When we take a drive in the Kruger National Park we will often see some dead trees that look like skeletons - they have been standing for many years, and most of them are leadwood trees. In most cases they have been killed by drought, but we have experienced elephants pushing these trees over.

Elephants destroy many trees but when it comes to leadwoods they only destroy them when they are younger because they cannot push them down past a certain size.

This tree is hard and heavy, so much so that if we drop the wood in water it sinks to the bottom. For its strength people have used it in many different ways in their homes and properties - fencing poles, furniture, firewood, and building support. Before the villages got electric power it was the most preferred wood for firewood because it burns for a long time, and it was used to cook and boil water in the mornings for kids going to school, making it easier not struggle to make a fire in the morning because the wood would still be burning.

This reduced the number of leadwood trees dramatically outside game reserves. We are very grateful to our national parks and government for the protection of nature and our environment.

It is so incredible when driving in the park to see these ancient big trees that are protected and have been around for many years and survived big storms and dry seasons. It makes me think that if they could tell stories they would have a library to draw on from all they’ve witnessed.

When looking to identify the tree, the bark looks like crocodile skin, and we can identify it with its hard bark, twigs and hairless leaves. Its heartwood is dark brown and close-grained. Because of its horizontal branches that form a good canopy, this tree is used by many different animals and birds. It creates a good shade for animals, and we have seen leopards resting on branches.
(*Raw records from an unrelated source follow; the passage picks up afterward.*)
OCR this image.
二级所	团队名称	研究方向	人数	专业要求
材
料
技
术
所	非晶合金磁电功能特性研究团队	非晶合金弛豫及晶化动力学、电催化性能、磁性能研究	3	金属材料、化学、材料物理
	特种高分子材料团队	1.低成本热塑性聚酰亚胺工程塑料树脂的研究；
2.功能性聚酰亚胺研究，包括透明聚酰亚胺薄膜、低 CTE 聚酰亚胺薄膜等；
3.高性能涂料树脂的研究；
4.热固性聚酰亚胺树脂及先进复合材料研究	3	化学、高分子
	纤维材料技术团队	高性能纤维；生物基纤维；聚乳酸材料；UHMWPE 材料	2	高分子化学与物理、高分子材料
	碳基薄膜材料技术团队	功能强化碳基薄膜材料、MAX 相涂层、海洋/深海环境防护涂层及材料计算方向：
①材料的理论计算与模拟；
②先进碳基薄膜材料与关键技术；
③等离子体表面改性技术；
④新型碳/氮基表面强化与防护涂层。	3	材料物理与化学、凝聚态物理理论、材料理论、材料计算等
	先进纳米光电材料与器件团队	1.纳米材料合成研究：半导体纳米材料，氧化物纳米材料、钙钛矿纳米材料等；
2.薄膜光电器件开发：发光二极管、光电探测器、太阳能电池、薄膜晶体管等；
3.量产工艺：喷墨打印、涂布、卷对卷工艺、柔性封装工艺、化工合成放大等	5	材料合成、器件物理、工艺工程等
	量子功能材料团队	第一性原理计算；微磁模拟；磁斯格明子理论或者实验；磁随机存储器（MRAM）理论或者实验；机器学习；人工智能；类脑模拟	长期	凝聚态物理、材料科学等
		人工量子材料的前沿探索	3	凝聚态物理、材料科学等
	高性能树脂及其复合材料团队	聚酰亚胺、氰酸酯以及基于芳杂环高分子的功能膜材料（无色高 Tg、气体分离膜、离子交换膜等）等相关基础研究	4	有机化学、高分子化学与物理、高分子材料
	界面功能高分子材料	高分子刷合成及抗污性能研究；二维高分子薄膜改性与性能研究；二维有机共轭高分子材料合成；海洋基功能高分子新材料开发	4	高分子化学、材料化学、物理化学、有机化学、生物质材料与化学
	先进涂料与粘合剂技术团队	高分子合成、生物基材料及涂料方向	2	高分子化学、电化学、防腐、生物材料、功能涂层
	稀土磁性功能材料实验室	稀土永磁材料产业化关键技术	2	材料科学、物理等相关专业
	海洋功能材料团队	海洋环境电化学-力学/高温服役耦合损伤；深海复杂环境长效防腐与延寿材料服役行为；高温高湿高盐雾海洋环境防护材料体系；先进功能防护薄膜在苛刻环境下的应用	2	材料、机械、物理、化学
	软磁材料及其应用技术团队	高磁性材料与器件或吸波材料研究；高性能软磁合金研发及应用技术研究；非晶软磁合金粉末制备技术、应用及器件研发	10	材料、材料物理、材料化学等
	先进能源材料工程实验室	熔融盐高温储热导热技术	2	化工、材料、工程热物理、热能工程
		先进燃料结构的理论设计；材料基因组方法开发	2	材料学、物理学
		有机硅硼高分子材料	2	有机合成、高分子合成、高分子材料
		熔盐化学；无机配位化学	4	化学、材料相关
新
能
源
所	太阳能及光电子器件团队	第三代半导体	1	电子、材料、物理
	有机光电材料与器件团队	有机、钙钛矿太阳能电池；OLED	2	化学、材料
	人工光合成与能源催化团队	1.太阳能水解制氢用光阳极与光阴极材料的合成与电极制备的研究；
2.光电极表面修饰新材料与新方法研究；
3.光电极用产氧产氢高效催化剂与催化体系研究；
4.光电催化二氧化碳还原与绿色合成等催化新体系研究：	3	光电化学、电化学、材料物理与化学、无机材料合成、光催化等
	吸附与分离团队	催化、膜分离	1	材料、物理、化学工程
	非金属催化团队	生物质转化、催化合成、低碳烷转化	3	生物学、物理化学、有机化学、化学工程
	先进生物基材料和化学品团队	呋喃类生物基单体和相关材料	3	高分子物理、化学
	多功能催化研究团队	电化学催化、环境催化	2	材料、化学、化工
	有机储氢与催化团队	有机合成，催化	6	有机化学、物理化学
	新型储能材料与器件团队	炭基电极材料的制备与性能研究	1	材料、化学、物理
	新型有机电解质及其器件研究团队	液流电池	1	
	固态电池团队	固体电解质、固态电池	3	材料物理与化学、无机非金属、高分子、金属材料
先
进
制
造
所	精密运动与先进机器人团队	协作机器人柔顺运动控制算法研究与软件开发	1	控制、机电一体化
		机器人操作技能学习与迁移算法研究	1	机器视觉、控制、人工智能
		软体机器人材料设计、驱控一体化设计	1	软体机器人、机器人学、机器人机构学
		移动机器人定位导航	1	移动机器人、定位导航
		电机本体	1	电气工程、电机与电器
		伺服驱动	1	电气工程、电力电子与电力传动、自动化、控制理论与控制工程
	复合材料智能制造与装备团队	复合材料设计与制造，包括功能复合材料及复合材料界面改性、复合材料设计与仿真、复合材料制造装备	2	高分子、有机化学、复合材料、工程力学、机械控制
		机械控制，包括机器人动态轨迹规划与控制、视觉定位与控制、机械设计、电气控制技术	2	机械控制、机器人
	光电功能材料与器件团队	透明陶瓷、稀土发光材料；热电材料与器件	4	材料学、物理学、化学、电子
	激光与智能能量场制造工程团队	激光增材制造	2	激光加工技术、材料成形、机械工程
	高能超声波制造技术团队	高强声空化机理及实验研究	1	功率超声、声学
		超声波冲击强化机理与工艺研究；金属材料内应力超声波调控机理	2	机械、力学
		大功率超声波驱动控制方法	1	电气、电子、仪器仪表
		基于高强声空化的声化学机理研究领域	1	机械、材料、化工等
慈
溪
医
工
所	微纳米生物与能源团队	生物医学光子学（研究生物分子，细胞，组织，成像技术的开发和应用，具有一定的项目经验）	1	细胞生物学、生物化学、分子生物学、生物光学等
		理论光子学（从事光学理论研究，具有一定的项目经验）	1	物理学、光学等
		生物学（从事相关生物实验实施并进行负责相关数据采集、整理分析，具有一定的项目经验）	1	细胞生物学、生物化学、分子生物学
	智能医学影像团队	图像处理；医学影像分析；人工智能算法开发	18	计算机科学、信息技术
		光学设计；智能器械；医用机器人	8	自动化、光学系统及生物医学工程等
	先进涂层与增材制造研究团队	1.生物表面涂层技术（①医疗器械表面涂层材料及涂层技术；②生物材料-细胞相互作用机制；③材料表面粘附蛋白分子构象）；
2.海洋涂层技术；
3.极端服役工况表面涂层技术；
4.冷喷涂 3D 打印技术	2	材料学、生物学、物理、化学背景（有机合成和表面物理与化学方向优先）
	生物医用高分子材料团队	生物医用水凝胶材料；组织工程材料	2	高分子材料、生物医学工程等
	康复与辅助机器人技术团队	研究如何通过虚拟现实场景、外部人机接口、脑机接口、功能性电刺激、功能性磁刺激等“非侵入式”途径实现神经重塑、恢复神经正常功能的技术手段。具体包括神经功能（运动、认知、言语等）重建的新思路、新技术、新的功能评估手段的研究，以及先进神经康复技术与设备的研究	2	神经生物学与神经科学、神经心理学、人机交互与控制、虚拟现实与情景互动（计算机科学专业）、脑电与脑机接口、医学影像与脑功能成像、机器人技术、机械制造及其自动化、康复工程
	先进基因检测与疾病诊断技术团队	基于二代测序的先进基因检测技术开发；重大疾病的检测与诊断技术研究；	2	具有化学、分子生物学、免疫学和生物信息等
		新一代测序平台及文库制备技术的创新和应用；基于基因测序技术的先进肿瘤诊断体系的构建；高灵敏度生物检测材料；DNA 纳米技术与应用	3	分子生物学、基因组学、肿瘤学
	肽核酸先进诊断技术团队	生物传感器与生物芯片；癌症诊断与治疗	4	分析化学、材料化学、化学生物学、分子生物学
It also creates a good rubbing post for buffaloes, elephants, and warthogs after wallowing in the mud. When you see a leadwood tree that has mud on it, walk closer and have a look - sometimes we find ticks that have been suffocated by mud from the animals, and after using the tree as a rubbing post the ticks are left on the tree. Some of these leadwood trees become very prominent being used as a rubbing post and start to look shiny and smooth.